About a year ago, I happened upon this statement about the Monitor in the Harvard Business Review – under the charming heading of “do things that don’t interest you”:

“Many things that end up” being meaningful, writes social scientist Joseph Grenny, “have come from conference workshops, articles, or online videos that began as a chore and ended with an insight. My work in Kenya, for example, was heavily influenced by a Christian Science Monitor article I had forced myself to read 10 years earlier. Sometimes, we call things ‘boring’ simply because they lie outside the box we are currently in.”
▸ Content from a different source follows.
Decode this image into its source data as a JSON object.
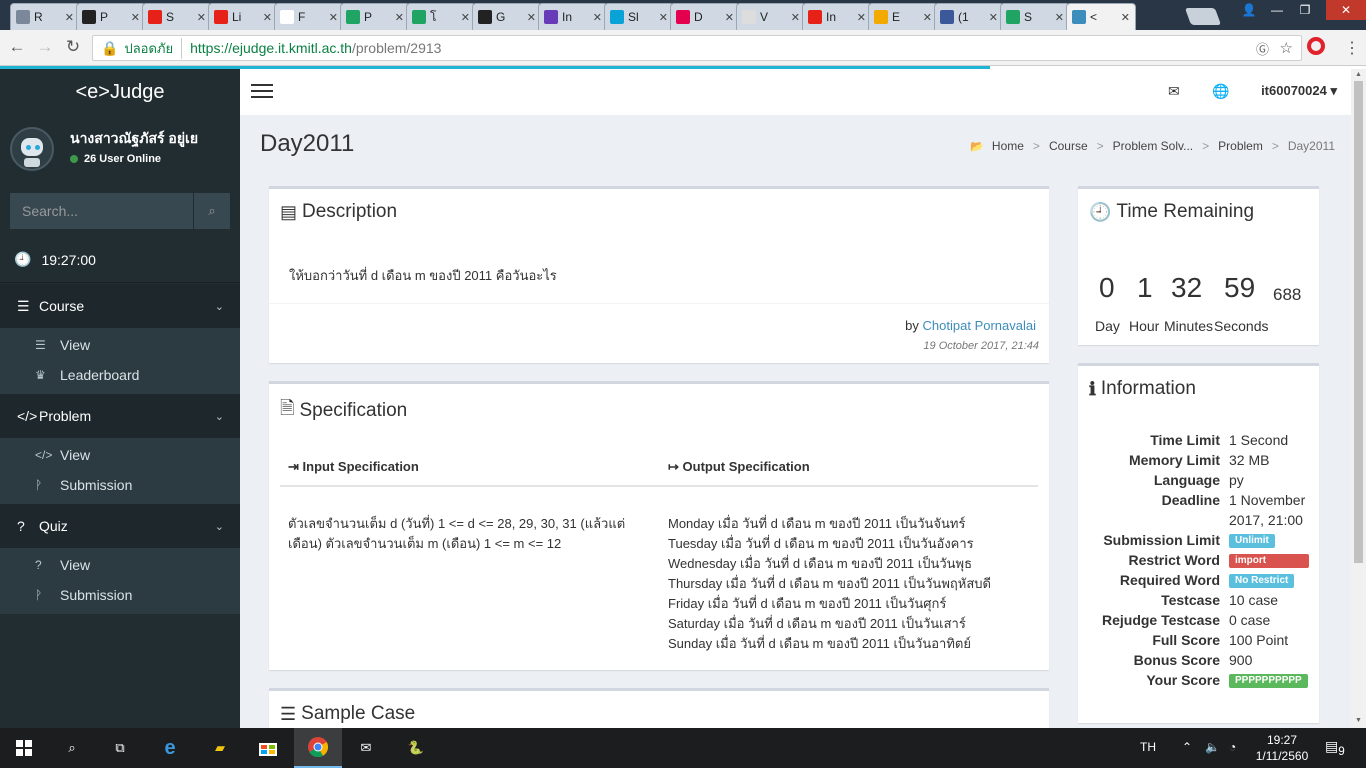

If you were to come up with a punchline to a joke about the Monitor, that would probably be it. We’re seen as being global, fair, insightful, and perhaps a bit too earnest. We’re the bran muffin of journalism.

But you know what? We change lives. And I’m going to argue that we change lives precisely because we force open that too-small box that most human beings think they live in.

The Monitor is a peculiar little publication that’s hard for the world to figure out. We’re run by a church, but we’re not only for church members and we’re not about converting people. We’re known as being fair even as the world becomes as polarized as at any time since the newspaper’s founding in 1908.

We have a mission beyond circulation, we want to bridge divides. We’re about kicking down the door of thought everywhere and saying, “You are bigger and more capable than you realize. And we can prove it.”